A Celebration of Exploration at SciFest

Two students discuss a poster at SciFest
Mike Lovett

The joy of learning and discovery. The passion and dedication that underlie success.

In August, the ninth annual SciFest Summer Symposium and Poster Session celebrated the pleasures and rewards of scientific exploration. In all, 123 students presented research in fields as diverse as high-energy physics and biomaterials, quantum chemistry, and fruit-fly behavior.

This year, SciFest also included four alumni talks, designed to inspire the next generation of scientists. Ronny Drapkin ’90, director of the Ovarian Cancer Research Center at the University of Pennsylvania, reminded his audience to work hard. “The amount of time you spend on the bench is, I think, directly proportionate to what you’re likely to discover,” he said.

And don’t underestimate serendipity, he added: “You have to be vigilant. You don’t know whether the next opportunity may be right under your nose.”

Leslie Meltzer ’03, vice president and head of global medical affairs at Orchard Therapeutics, a biotech company specializing in gene therapy treatments, advised students to be open to opportunities outside academia. “Don’t be afraid to step out of the box and try something new,” she said. “You won’t know what you like unless you try it.”

After the alumni spoke, students showed off their summer research in five-minute poster sessions.

Noah Somberg ’20, who was mentored by Irv Epstein, University Professor and the Henry F. Fischbach Professor of Chemistry, and associate professor of chemistry Milos Dolnik, researched Turing patterns, explaining how a simple set of chemical reactions can lead to the complex patterns found in nature — from a zebra’s stripes to the constellations of galaxies. The takeaway: By understanding how a Turing pattern develops, we may one day be able to harness nature’s properties to improve human well-being.

Janelle Mabrey was one of five Hampton University students who came to Brandeis through a summer research program funded by the National Science Foundation and Brandeis’ Materials Research Science and Engineering Center. Under the guidance of physics professor Seth Fraden, she studied light’s effect on a chemical reaction, researching a strange and fascinating phenomenon called the Belousov-Zhabotinsky (BZ) reaction, in which a combination of chemicals oscillates between two states.

A classic BZ reaction, for example, oscillates between red and blue. Certain biological functions — the firing of a neuron or electrical pulses passing through heart tissue — can be mimicked using the BZ reaction’s oscillating features. The aim of BZ research is to develop new materials that share these lifelike properties.

Jeff Liu and Michael Hsiao, both ’20, working with Leslie Griffith, the Nancy Lurie Marks Professor of Neuroscience, researched the relationship between sleep and learning in Drosophila fruit flies. They built a self-enclosed tower with a camera positioned at the top. Three motorized disks were arranged in a Y-shaped pattern near the bottom. Half of each disk contained sugar water, the other half water.

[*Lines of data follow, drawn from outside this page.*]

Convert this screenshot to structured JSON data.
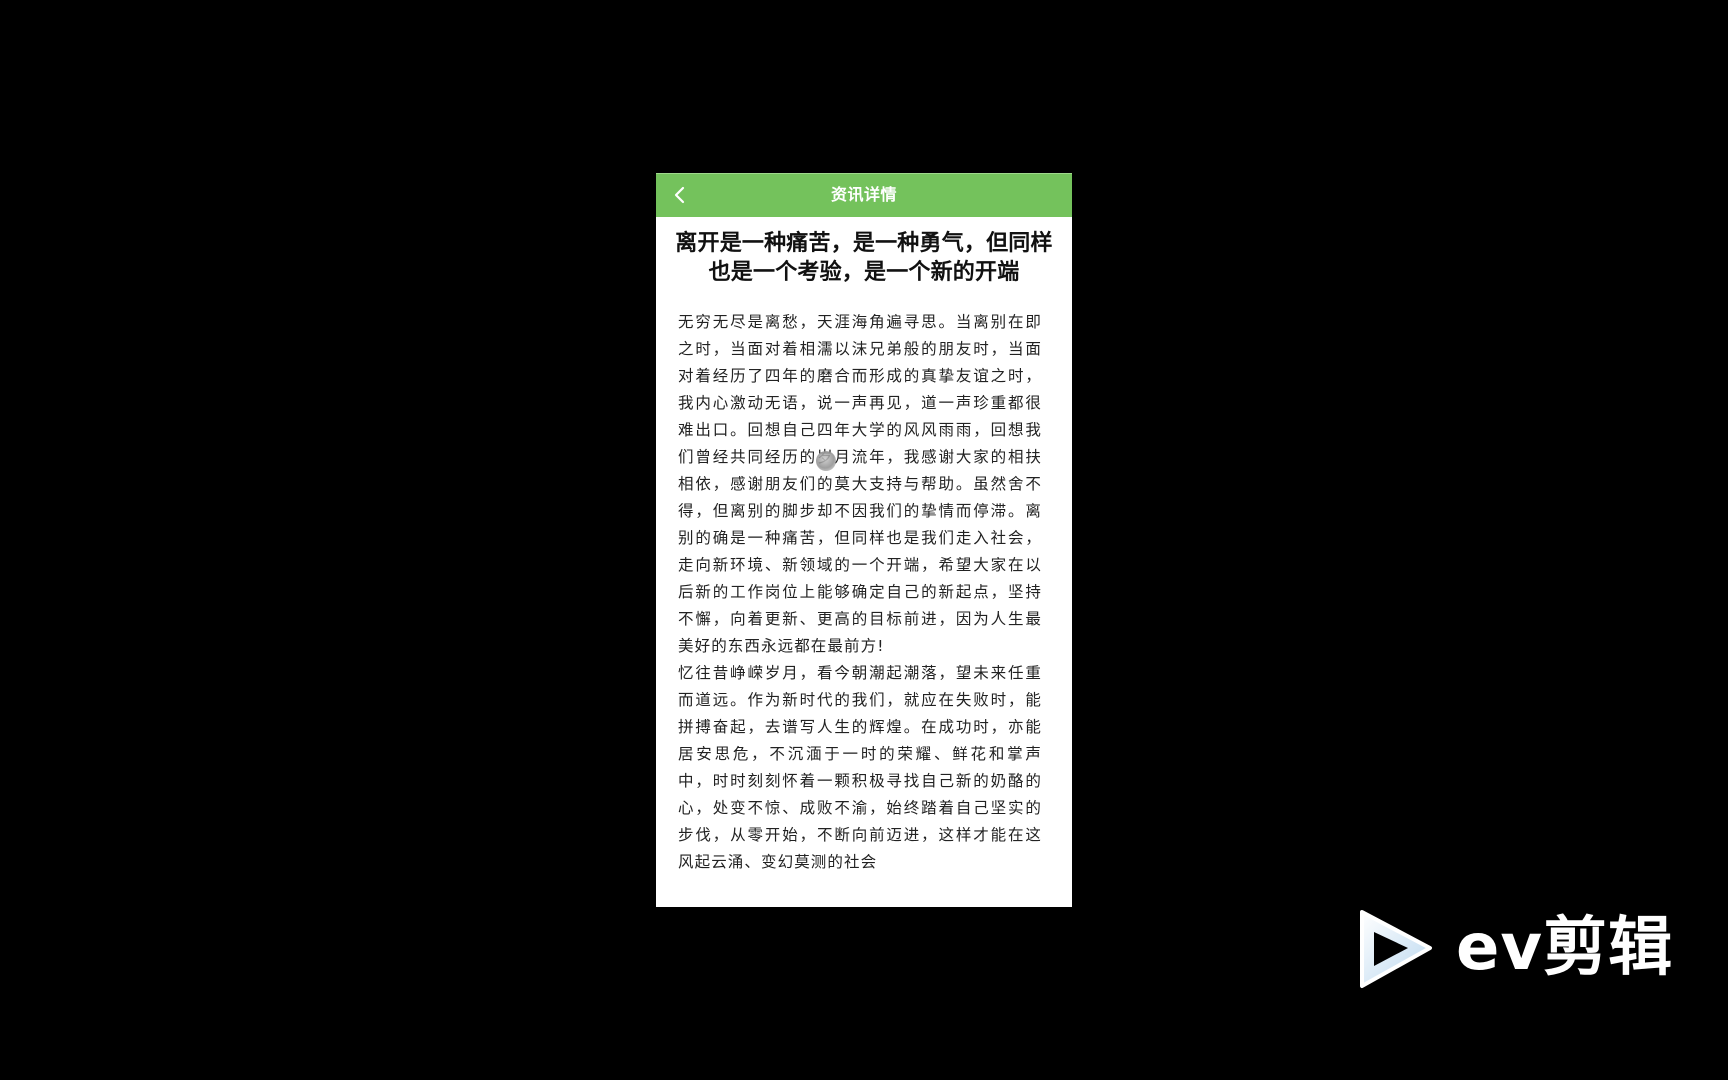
{
  "header": {
    "title": "资讯详情",
    "back_icon": "chevron-left-icon",
    "background_color": "#74c25c"
  },
  "article": {
    "title": "离开是一种痛苦，是一种勇气，但同样也是一个考验，是一个新的开端",
    "paragraphs": [
      "无穷无尽是离愁，天涯海角遍寻思。当离别在即之时，当面对着相濡以沫兄弟般的朋友时，当面对着经历了四年的磨合而形成的真挚友谊之时，我内心激动无语，说一声再见，道一声珍重都很难出口。回想自己四年大学的风风雨雨，回想我们曾经共同经历的岁月流年，我感谢大家的相扶相依，感谢朋友们的莫大支持与帮助。虽然舍不得，但离别的脚步却不因我们的挚情而停滞。离别的确是一种痛苦，但同样也是我们走入社会，走向新环境、新领域的一个开端，希望大家在以后新的工作岗位上能够确定自己的新起点，坚持不懈，向着更新、更高的目标前进，因为人生最美好的东西永远都在最前方!",
      "忆往昔峥嵘岁月，看今朝潮起潮落，望未来任重而道远。作为新时代的我们，就应在失败时，能拼搏奋起，去谱写人生的辉煌。在成功时，亦能居安思危，不沉湎于一时的荣耀、鲜花和掌声中，时时刻刻怀着一颗积极寻找自己新的奶酪的心，处变不惊、成败不渝，始终踏着自己坚实的步伐，从零开始，不断向前迈进，这样才能在这风起云涌、变幻莫测的社会"
    ]
  },
  "watermark": {
    "logo_icon": "play-triangle-icon",
    "text": "ev剪辑"
  }
}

When a fly entered the tower, the camera monitored its direction. If the insect flew left, the disk spun so that the sugar water faced the animal. If the insect went right, the disk spun so that the fly found only water. Flies that flew left, in other words, got a sugary reward.

Only some of the flies figured this out. Liu and Hsiao observed that the flies that slept soon after they’d been placed into the chamber learned to head left, for the sugar water. Flies that slept later or not at all never learned that going left meant sugar. The findings echo something we know about human behavior — that getting a good night’s sleep leads to better performance during the day.